Saturday, February 28


Chennai: Intensivists have raised fresh concerns over the growing burden of antimicrobial resistance (AMR) in Intensive Care Units (ICUs), warning that shrinking antibiotic effectiveness is complicating the management of life-threatening infections and narrowing treatment options across India.

At Criticare 2026, organised by the Indian Society of Critical Care Medicine (ISCCM), experts called for urgent strengthening of antimicrobial stewardship, improved infection-control practices, and nationwide awareness to curb irrational antibiotic use.

Speaking at a press briefing, Dr Srinivas Samavedam, President, ISCCM, highlighted the growing role of data-driven care. He noted that advances in data science and artificial intelligence could help clinicians tailor therapies more precisely, improving outcomes while reducing unnecessary antimicrobial exposure.

Experts stressed that indiscriminate antibiotic use remains a key driver of resistance. Dr Sachin Gupta, General Secretary, ISCCM, said clinicians must carefully determine whether fever in ICU patients is truly infection-related before initiating antibiotics.

“Assuming every fever requires antibiotics leads to overuse and fuels resistance. We must identify the underlying cause, confirm infection, and prescribe targeted therapy for a defined duration,” he said.
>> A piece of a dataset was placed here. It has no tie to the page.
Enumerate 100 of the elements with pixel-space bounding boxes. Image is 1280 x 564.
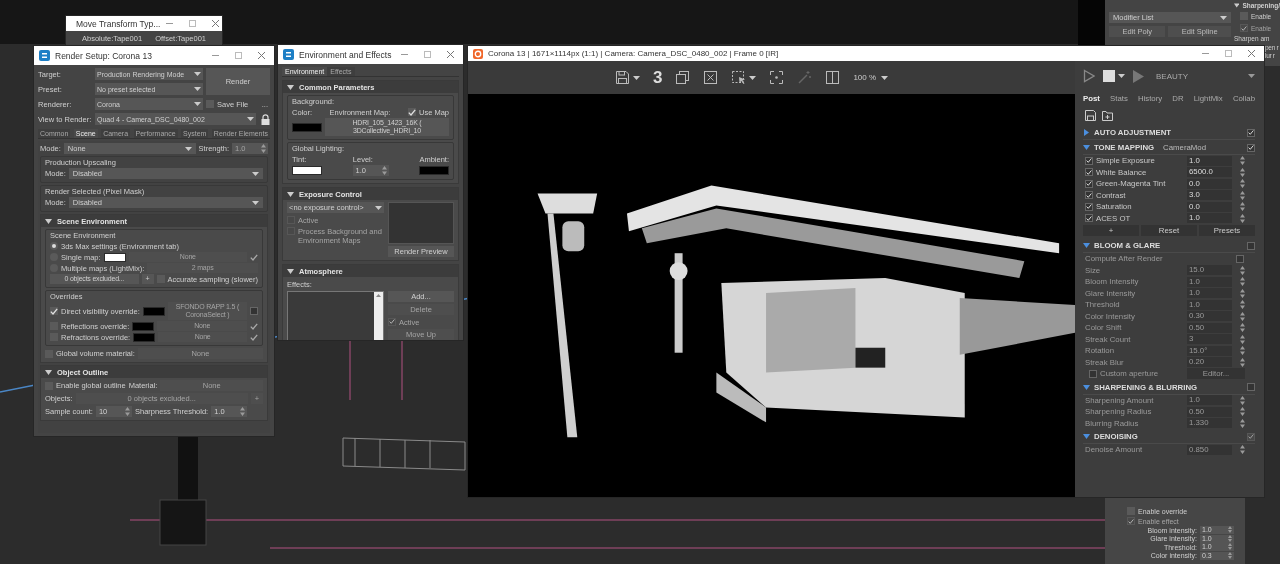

Adding to the concern, Prof Pradip Kumar Bhattacharya, Immediate Past President, ISCCM, pointed out that many patients referred from smaller hospitals already arrive with resistant infections, often after receiving high-end broad-spectrum antibiotics prematurely.

“The infection-control standards followed in tertiary centres must percolate to smaller hospitals. Without uniform implementation of prevention protocols, the burden will continue to grow,” he said, warning that the pipeline of effective antibiotics is limited.

Leaders also underlined systemic gaps contributing to AMR, including over-the-counter access to antibiotics, inadequate diagnostic testing such as culture and sensitivity, and lack of awareness among both healthcare providers and the public.

ISCCM representatives emphasised a three-pronged response involving stronger diagnostics, clinician education, and public awareness to slow resistance trends. They also called for policy-level support to institutionalise antimicrobial stewardship programmes across healthcare settings, particularly in secondary and smaller hospitals where early misuse often begins.

With ICU infections becoming harder to treat and drug options dwindling, critical care specialists cautioned that AMR is no longer a future threat but an immediate clinical reality demanding coordinated national action.